Step 1: Installation and import of libraries

We start by installing Faker and importing all the necessary libraries.

  • pandas: To create and manipulate our data table.
  • Faker: To generate fake data (names, addresses, etc.).
  • random, datetime, hashlib: Python utilities for randomness, date management, and creating unique identifiers.

Python

# Installation de la bibliothèque Faker pour générer des données factices
!pip install Faker

# Import des bibliothèques nécessaires
import pandas as pd
import random
import hashlib
from datetime import datetime
from faker import Faker


Step 2: Product Configuration

This is where we define the universe of our store. We replace watches with clothing that has its own characteristics, prices, and images. We maintain the logic of seasonal periods to simulate sales or winter/summer collections.

Python

# Initialisation de Faker
fake = Faker()

# --- CONFIGURATION DES PRODUITS (VÊTEMENTS) ---
PRODUCTS = {
    'T-shirt Classique Blanc': {
        'sku': 'TS-WH-CL-01', 'price': 25.00, 'price_ex_vat': 20.00, 'price_chf': 22.50,
        'price_ex_vat_chf': 18.00, 'image': 'https://images.pexels.com/photos/428338/pexels-photo-428338.jpeg'
    },
    'Pull en Laine Hivernal': {
        'sku': 'SW-GR-WO-01', 'price': 80.00, 'price_ex_vat': 64.00, 'price_chf': 72.00,
        'price_ex_vat_chf': 57.60, 'image': 'https://images.pexels.com/photos/6770141/pexels-photo-6770141.jpeg'
    },
    'Jean Slim Noir - Premium': {
        'sku': 'JN-BK-SL-PR', 'price': 120.00, 'price_ex_vat': 96.00, 'price_chf': 108.00,
        'price_ex_vat_chf': 86.40, 'image': 'https://images.pexels.com/photos/1082529/pexels-photo-1082529.jpeg'
    },
    'Jean Slim Noir - Standard': {
        'sku': 'JN-BK-SL-ST', 'price': 90.00, 'price_ex_vat': 72.00, 'price_chf': 81.00,
        'price_ex_vat_chf': 64.80, 'image': 'https://images.pexels.com/photos/1598507/pexels-photo-1597507.jpeg'
    },
    'Robe d\'Été Fleurie': {
        'sku': 'DR-FL-SU-01', 'price': 75.00, 'price_ex_vat': 60.00, 'price_chf': 67.50,
        'price_ex_vat_chf': 54.00, 'image': 'https://images.pexels.com/photos/1755428/pexels-photo-1755428.jpeg'
    },
}
PRODUCT_NAMES = list(PRODUCTS.keys())

# --- CONFIGURATION GÉOGRAPHIQUE ---
CITIES = {
    'Asia': ['Tokyo', 'Seoul', 'Shanghai', 'Beijing', 'Singapore'],
    'Europe': ['Paris', 'London', 'Berlin', 'Rome', 'Madrid'],
    'North America': ['New York', 'Los Angeles', 'Toronto'],
    'Others': ['Sydney', 'Cairo', 'Moscow']
}
COUNTRIES = ['CN', 'JP', 'KR', 'FR', 'UK', 'DE', 'IT', 'ES', 'US', 'CA', 'AU', 'EG', 'RU']
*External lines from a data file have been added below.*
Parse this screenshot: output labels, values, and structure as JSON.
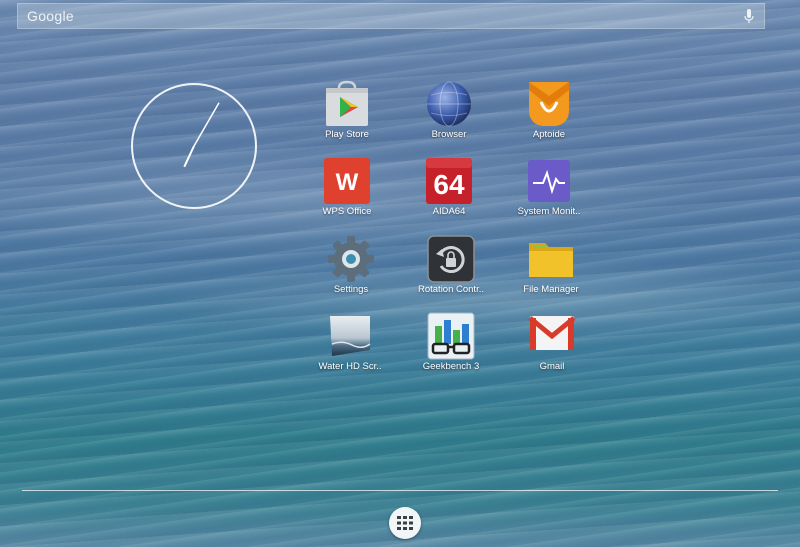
{
  "search": {
    "logo_text": "Google",
    "mic_icon": "microphone-icon"
  },
  "clock": {
    "hour_angle_deg": 205,
    "minute_angle_deg": 30,
    "icon": "analog-clock"
  },
  "apps": [
    {
      "label": "Play Store",
      "icon": "play-store-icon"
    },
    {
      "label": "Browser",
      "icon": "globe-icon"
    },
    {
      "label": "Aptoide",
      "icon": "aptoide-icon"
    },
    {
      "label": "WPS Office",
      "icon": "wps-office-icon"
    },
    {
      "label": "AIDA64",
      "icon": "aida64-icon"
    },
    {
      "label": "System Monit..",
      "icon": "system-monitor-icon"
    },
    {
      "label": "Settings",
      "icon": "settings-gear-icon"
    },
    {
      "label": "Rotation Contr..",
      "icon": "rotation-lock-icon"
    },
    {
      "label": "File Manager",
      "icon": "folder-icon"
    },
    {
      "label": "Water HD Scr..",
      "icon": "water-screenshot-icon"
    },
    {
      "label": "Geekbench 3",
      "icon": "geekbench-icon"
    },
    {
      "label": "Gmail",
      "icon": "gmail-icon"
    }
  ],
  "icon_text": {
    "aida64": "64",
    "wps": "W"
  },
  "dock": {
    "all_apps_icon": "app-drawer-icon"
  },
  "colors": {
    "wps_red": "#e0402e",
    "aida_red": "#c6202a",
    "aptoide_orange": "#f39a1e",
    "monitor_purple": "#6a5bc9",
    "folder_yellow": "#f2c22a",
    "gmail_red": "#d93b2b"
  }
}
# --- CONFIGURATION DES PÉRIODES SAISONNIÈRES (SOLDES, FÊTES) ---
SEASONAL_PERIODS = [
    (datetime(2023, 11, 15), datetime(2024, 1, 15)),
    (datetime(2024, 6, 20), datetime(2024, 8, 20)),
    (datetime(2024, 11, 15), datetime(2025, 1, 15)),
]


Step 3: Business logic to improve data quality


These functions add realism. calculate_price_order adjusts the final selling price based on the product and the period. For example, the Wool Sweater will be more expensive during the holiday seasons, simulating high winter demand.

Python

def generate_seasonal_date():
    """Génère une date, avec une probabilité accrue d'être dans une période saisonnière."""
    if random.random() < 0.5:
        start_date, end_date = random.choice(SEASONAL_PERIODS)
        return fake.date_time_between(start_date=start_date, end_date=end_date)
    return fake.date_time_between(start_date='-3y', end_date='now')
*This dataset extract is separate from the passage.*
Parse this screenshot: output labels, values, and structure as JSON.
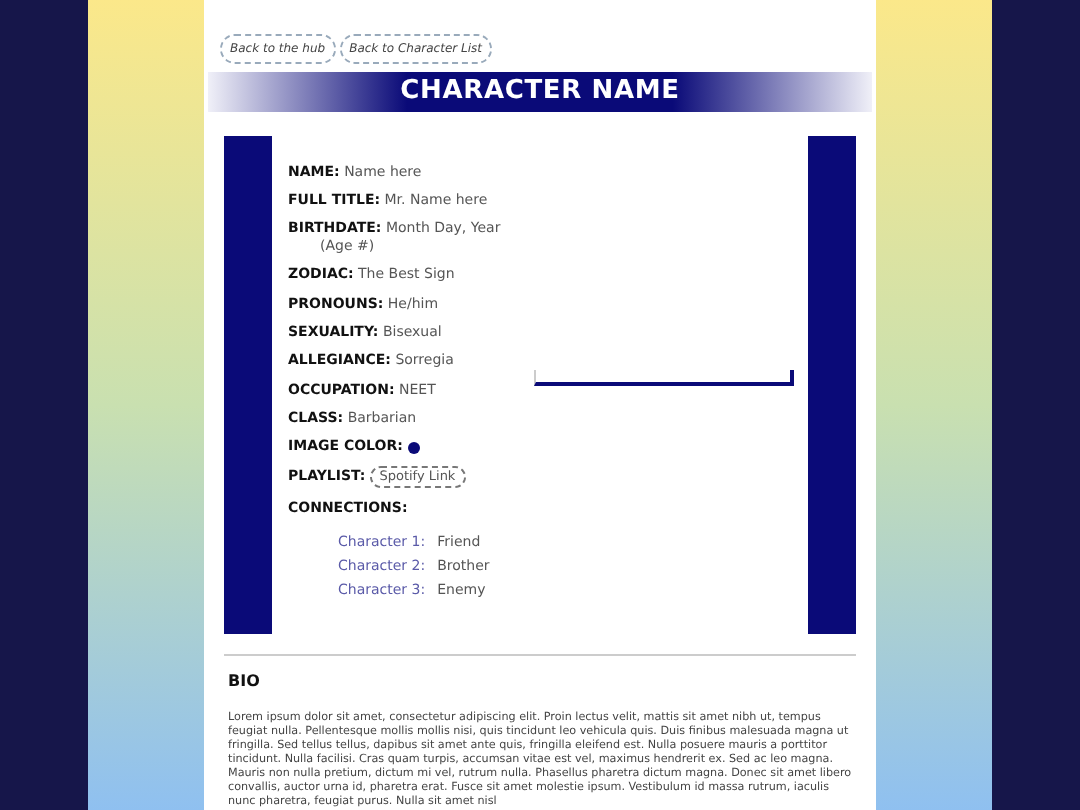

def calculate_price_order(name, product, creation_date):
    """Calcule le prix de vente final en fonction de règles métier."""
    if 'T-shirt' in name:
        time_factor = (datetime.now() - creation_date).days / 365
        sales_multiplier = 1 + random.uniform(0.2, 0.8) * time_factor
        return product['price'] * sales_multiplier * random.uniform(0.9, 1.1)
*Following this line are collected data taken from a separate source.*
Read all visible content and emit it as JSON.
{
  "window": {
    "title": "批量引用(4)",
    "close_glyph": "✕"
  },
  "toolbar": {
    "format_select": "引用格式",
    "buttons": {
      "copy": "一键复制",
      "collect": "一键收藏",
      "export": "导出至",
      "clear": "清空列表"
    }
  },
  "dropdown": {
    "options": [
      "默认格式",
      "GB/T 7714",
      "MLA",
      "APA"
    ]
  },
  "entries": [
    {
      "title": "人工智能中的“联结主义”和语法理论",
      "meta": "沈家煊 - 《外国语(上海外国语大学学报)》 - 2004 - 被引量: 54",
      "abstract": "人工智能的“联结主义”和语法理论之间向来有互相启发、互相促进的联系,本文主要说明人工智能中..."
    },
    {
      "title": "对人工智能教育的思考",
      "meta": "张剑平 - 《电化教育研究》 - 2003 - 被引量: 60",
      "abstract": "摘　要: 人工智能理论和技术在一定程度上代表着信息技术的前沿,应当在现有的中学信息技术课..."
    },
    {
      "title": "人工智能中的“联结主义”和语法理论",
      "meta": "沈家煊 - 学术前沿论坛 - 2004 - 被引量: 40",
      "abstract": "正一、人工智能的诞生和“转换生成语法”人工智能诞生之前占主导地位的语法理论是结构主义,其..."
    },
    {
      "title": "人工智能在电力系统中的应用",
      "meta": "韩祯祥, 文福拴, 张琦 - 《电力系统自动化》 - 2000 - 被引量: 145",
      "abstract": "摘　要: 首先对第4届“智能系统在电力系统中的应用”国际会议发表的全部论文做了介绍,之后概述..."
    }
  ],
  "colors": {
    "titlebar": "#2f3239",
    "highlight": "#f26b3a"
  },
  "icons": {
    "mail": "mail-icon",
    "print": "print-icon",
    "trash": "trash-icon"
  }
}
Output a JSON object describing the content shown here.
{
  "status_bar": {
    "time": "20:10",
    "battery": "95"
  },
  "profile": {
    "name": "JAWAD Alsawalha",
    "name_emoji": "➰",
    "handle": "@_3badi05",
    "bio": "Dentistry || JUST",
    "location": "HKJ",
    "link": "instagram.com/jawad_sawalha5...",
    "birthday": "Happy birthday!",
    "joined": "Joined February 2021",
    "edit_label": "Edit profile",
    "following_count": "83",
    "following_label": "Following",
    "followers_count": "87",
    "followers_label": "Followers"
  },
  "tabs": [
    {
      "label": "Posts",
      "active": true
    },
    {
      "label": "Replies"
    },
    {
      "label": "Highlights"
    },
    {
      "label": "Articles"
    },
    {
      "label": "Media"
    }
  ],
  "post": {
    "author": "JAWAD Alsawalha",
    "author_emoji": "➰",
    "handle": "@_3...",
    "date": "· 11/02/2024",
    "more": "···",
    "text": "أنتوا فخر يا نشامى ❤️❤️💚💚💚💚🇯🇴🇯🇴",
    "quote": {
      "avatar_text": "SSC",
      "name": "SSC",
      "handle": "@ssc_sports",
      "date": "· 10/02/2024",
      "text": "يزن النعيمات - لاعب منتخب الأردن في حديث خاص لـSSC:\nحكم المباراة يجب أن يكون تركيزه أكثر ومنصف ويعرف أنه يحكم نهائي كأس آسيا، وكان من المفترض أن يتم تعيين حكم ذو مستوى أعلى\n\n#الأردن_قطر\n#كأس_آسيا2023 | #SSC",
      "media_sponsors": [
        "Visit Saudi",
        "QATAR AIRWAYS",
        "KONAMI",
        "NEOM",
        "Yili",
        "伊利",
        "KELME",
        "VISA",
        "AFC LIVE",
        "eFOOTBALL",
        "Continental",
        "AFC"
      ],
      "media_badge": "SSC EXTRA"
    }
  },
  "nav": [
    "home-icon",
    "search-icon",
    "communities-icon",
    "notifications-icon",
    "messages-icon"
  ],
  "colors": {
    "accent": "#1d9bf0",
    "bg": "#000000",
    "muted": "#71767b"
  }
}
    elif 'Pull en Laine' in name:
        if any(start <= creation_date <= end for start, end in SEASONAL_PERIODS):
            return product['price'] * random.uniform(1.1, 1.3) # Plus cher en hiver
        else:
            return product['price'] * random.uniform(0.9, 1.1)

    elif 'Jean Slim' in name:
        return product['price'] * random.uniform(0.9, 1.1)

    else: # Pour la robe et autres futurs articles
        time_factor = (datetime.now() - creation_date).days / 365
        sales_reduction = max(1 - random.uniform(0.1, 0.5) * time_factor, 0.7)
        return product['price'] * sales_reduction * random.uniform(0.9, 1.0)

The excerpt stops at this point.